(*) Claiton Cavalcante

O time de futebol que leva o nome da capital mato-grossense, Cuiabá, vem demonstrando dentro e fora de campo um faro com destino ao sucesso.

O “Dourado”, como é conhecido o caçula da elite do futebol brasileiro, é desde sua fundação tratado como clube-empresa.
Agora, após a liberação dos trâmites tributários por parte da Receita Federal do Brasil – RFB, o Cuiabá Esporte Clube é o primeiro clube da série A do brasileirão a utilizar a nova legislação do futebol brasileiro. Assim, nos termos da Lei nº 14.193/2021, o Cuiabá passou a ser uma Sociedade Anônima do Futebol – SAF.

E fazendo alusão ao seu mascote, pois o “Dourado” é um peixe rápido, a diretoria agiu mais rápido ainda e alterou o estatuto do clube com a respectiva atualização cadastral junto a RFB.

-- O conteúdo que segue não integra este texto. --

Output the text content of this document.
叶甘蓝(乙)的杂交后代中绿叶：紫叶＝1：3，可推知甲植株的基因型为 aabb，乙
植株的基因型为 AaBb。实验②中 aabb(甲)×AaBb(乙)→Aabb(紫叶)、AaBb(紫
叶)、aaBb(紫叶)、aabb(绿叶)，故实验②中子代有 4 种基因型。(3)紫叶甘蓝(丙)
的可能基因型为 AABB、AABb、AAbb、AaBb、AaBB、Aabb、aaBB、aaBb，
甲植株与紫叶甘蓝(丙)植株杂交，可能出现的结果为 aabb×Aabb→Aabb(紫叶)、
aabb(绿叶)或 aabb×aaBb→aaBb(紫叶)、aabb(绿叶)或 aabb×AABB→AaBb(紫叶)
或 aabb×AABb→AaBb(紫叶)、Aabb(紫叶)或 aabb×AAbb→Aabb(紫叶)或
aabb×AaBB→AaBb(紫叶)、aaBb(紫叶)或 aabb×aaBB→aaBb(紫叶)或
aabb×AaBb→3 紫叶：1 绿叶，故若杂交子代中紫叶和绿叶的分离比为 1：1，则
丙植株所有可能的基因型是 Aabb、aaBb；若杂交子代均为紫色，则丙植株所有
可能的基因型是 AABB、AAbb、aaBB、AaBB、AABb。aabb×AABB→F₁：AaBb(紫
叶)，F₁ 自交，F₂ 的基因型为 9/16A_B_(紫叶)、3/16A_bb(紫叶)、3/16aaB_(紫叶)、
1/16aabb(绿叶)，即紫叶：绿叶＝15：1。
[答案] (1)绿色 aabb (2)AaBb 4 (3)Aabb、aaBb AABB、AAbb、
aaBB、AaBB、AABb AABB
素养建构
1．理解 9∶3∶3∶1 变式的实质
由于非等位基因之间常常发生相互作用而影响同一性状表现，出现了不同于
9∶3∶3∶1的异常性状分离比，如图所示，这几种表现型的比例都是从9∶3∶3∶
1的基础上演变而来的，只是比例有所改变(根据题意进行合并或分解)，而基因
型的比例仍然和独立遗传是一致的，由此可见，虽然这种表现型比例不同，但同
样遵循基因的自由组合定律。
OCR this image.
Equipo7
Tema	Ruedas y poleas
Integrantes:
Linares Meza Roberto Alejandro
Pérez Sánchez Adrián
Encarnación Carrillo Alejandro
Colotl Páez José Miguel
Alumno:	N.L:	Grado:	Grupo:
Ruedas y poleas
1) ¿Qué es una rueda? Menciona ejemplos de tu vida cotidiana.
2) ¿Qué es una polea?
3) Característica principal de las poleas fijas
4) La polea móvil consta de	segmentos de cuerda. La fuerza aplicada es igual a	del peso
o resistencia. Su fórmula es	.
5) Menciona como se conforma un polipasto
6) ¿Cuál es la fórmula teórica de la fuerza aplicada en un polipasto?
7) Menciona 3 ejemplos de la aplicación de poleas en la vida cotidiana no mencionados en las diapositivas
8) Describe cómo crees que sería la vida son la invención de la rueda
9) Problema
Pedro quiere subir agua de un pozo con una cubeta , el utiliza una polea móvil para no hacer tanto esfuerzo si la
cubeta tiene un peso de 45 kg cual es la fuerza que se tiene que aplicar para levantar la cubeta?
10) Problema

Com a atualização, o nome empresarial do clube passa a ser Cuiabá Esporte Clube – Sociedade Anônima do Futebol. Tal denominação pode ser verificada consultando o CNPJ 04.847.144/0001-39 do clube no sítio da RFB.
Com o advento da Lei nº 14.193/2021, vigente de agosto, os clubes passam a ter maiores expectativas de investimentos e até mesmo terem seu capital comercializado no mercado financeiro.

Inclusive a Lei autoriza que os clubes emitam debêntures cujos recursos captados deverão ser alocados no desenvolvimento de atividades ou no pagamento de gastos, despesas ou dívidas relacionadas às atividades típicas da SAF, bem como em seu estatuto social (art. 26, § 1º).

Além disso, visando facilitar a vida dos clube-empresa a Lei criou a figura do Regime de Tributação Específica do Futebol que implica no recolhimento mensal, mediante documento único de arrecadação, de onze impostos e contribuições conforme o regime de caixa (art. 31).

Vale ressaltar que o clube ou pessoa jurídica original com passivos tributários anteriores à constituição da SAF não incluídos em programas de refinanciamento do governo federal poderão apresentar proposta de transação resolutiva de litígio relativo à cobrança de créditos da Fazenda Pública. Ou seja, é mais um fôlego para a constituição do clube SAF. A meu ver, esse fôlego e a consequente profissionalização das gestões dos clubes somente prosperarão se forem atendidas as premissas contidas na ementa da Lei nº 14.193/2021, em especial a governança, controle e transparência.

Quanto a governança, em uma visão macro, abarca o controle e a transparência, visto se tratar de um sistema pelo qual os clubes SAF serão dirigidos e monitorados, além de envolver os relacionamentos entre sócios, conselho de administração, diretoria, órgãos de fiscalização e os próprios torcedores, nos termos da Seção III, do Capítulo I, da Lei.

Espera-se que com a criação da Sociedade Anônima do Futebol as gestões dos clubes saiam das mãos de dirigentes amadores e que aos poucos vá se tornando gestões profissionais para quem sabe um dia a gestão do futebol brasileiro ser comparada com a das grandes ligas da Europa e porque não dizer até dos Estados Unidos.

De maneira bem didática, a SAF nada mais é do que uma empresa capitalista que vai querer a todo custo ser rentável, mas para que isso aconteça é preciso que o produto, “o futebol”, seja atraente aos olhos do cliente.

E pelo menos a princípio, o produto está com cotação em baixa face a desorganização atrelada ao atropelo do calendário de competições a que os clubes brasileiros estão obrigados a cumprirem tão somente para satisfazer as vontades da Confederação Brasileira de Futebol e seus parceiros.
Mas a tendência é que a gestão profissional esteja próxima de atingir os grandes clubes do futebol brasileiro, cujo ponta pé inicial foi dado pelo Cuiabá – SAF e seguido pelo Botafogo que vendeu 90% da sociedade para um dos sócios de um grande clube inglês e o Cruzeiro que também vendeu a mesma porcentagem de ações por R$ 400 milhões ao ex-jogador Ronaldo Fenômeno.

Essa mudança na legislação era a muito tempo aguardada pelos bons gestores e pelos incentivadores do futebol. É óbvio que não será somente com o advento dessa Lei que tudo será resolvido no nosso bagunçado futebol.

Contudo, a Lei traz vantagens como por exemplo a profissionalização da gestão com a obrigatoriedade da implantação de Conselho de Administração e Fiscal e ainda a reestruturação de dívidas com o aporte de novos recursos financeiros advindos de novos investidores.

Por fim, rogo para que os gestores do futebol se atentem as palavras do apóstolo Paulo quando disse que nenhum atleta é coroado como vencedor se não competir de acordo com as regras (2 Timóteo 2:5).

(*) Claiton Cavalcante é contador, vice-presidente do CRC-MT.